Friday, March 16, 2012

Irreconcilable narratives

“The man who lets a leader prescribe his course is a wreck being towed to the scrap heap. It is the innovators, outside the status quo, who carry mankind forward.” Ayn Rand
I came across the following narrative in the paper this morning. I guess it’s a better example of ‘contradiction’ than ‘deception’ but it sounded jarring. If the Republican Party doesn’t admit there’s a fundamental contradiction going on here ..then they’re being genuinely dishonest. First, I hear the GOP say “we are willing to make tough choices to reduce federal deficits, limit spending, lower taxes and put the country on a better financial footing” [ link ]. Which leads me to believe they’re serious about reducing the size and expense of government.
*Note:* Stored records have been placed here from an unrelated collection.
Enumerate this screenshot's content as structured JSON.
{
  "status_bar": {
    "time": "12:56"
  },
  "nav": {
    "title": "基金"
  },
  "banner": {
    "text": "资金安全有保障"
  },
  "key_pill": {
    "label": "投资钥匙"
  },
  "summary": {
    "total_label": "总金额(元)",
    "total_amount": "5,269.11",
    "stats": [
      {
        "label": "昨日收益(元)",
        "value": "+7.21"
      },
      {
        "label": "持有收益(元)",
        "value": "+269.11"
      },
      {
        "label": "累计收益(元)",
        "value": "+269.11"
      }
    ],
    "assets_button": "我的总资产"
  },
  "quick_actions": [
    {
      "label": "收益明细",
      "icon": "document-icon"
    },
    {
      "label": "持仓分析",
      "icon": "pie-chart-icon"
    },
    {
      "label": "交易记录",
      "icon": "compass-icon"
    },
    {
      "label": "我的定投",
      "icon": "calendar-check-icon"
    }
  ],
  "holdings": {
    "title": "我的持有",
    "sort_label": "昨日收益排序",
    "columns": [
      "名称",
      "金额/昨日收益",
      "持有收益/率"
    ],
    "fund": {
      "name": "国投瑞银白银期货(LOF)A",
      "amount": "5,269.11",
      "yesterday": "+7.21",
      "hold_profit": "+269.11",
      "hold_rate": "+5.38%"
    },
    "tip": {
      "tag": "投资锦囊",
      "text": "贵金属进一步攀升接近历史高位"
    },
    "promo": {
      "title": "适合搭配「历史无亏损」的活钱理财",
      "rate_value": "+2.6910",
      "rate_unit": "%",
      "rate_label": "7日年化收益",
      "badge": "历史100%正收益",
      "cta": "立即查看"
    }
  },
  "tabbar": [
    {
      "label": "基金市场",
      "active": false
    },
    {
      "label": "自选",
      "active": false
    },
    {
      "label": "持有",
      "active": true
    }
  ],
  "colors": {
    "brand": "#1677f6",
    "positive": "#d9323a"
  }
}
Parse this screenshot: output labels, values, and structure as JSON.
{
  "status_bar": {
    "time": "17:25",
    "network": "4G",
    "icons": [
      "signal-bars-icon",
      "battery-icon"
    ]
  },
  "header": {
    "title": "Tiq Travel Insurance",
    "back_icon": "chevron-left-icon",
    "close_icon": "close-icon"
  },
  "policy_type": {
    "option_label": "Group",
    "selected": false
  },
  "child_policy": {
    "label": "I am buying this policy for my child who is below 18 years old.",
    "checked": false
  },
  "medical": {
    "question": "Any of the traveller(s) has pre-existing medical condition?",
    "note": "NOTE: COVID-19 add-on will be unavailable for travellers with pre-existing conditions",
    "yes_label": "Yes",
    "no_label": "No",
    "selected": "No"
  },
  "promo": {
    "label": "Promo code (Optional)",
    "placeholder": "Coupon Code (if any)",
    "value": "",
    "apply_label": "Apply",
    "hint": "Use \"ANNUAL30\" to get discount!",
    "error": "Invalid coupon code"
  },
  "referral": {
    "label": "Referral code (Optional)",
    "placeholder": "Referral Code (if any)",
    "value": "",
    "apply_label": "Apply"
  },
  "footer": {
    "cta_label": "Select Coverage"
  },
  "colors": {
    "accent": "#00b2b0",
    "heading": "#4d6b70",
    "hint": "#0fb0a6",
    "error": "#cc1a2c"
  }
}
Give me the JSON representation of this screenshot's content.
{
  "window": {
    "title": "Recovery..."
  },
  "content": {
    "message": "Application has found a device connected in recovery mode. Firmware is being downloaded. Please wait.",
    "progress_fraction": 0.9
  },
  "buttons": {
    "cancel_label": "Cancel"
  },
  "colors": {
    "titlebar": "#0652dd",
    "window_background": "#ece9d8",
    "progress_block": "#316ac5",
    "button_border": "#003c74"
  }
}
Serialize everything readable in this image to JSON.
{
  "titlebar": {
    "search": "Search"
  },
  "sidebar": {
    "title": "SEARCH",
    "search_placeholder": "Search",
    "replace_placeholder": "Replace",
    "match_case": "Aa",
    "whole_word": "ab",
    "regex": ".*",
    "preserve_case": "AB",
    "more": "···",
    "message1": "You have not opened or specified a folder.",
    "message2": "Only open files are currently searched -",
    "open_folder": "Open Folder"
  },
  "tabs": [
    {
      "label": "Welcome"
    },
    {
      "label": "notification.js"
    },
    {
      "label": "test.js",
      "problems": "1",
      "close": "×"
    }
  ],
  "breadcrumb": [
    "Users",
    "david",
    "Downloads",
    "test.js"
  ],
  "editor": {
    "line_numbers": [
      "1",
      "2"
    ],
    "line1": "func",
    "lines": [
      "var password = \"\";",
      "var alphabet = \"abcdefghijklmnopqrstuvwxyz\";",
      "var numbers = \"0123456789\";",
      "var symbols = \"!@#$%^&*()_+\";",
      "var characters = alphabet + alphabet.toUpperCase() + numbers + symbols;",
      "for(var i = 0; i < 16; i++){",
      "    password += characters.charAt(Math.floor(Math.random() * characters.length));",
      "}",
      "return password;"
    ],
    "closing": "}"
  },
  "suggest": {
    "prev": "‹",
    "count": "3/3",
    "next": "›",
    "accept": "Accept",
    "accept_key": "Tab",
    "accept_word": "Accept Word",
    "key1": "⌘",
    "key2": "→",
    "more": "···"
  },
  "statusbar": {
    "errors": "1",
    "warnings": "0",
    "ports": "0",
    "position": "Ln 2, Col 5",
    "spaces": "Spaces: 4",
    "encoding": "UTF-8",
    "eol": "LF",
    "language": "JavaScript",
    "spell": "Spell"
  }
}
Then I hear Gingrich say: “..what I’ve been trying to do is in the tradition of Kennedy, which is to take very large ideas and try to get America moving again.” To accomplish this he pledges to: “..put colonies on the moon .. reshape the geopolitical landscape.. and put $2.50 per gallon gas in every tank” [ link ]. Now my prior belief that Republicans are serious about reducing the size and expense of government has been blown all to hell. He goes on to say: “I’m a visionary with big ideas that candidly, my opponents can’t comprehend” and paraphrases Proverbs 29:13 saying You need a visionary leader with very big, bold ideas ..without vision, the people perish” [ link ]. And there goes my belief that Republicans value individual initiative. It sounds like he’s saying political leaders are better stewards of economic progress. I think there’s danger in confusing visionaries like Steve Jobs with visionaries running for political office. I’m not sure I’m ready to replace captains of industry with leaders of state.

2 comments:

Eduardo Cantoral said...

Prof. Krugman finds ill faith:
http://krugman.blogs.nytimes.com/2012/03/18/how-bad-the-debate-is/

Bill Robertson said...

Thanks Eduardo.

Yeah, I saw that. Deceptive cost estimates.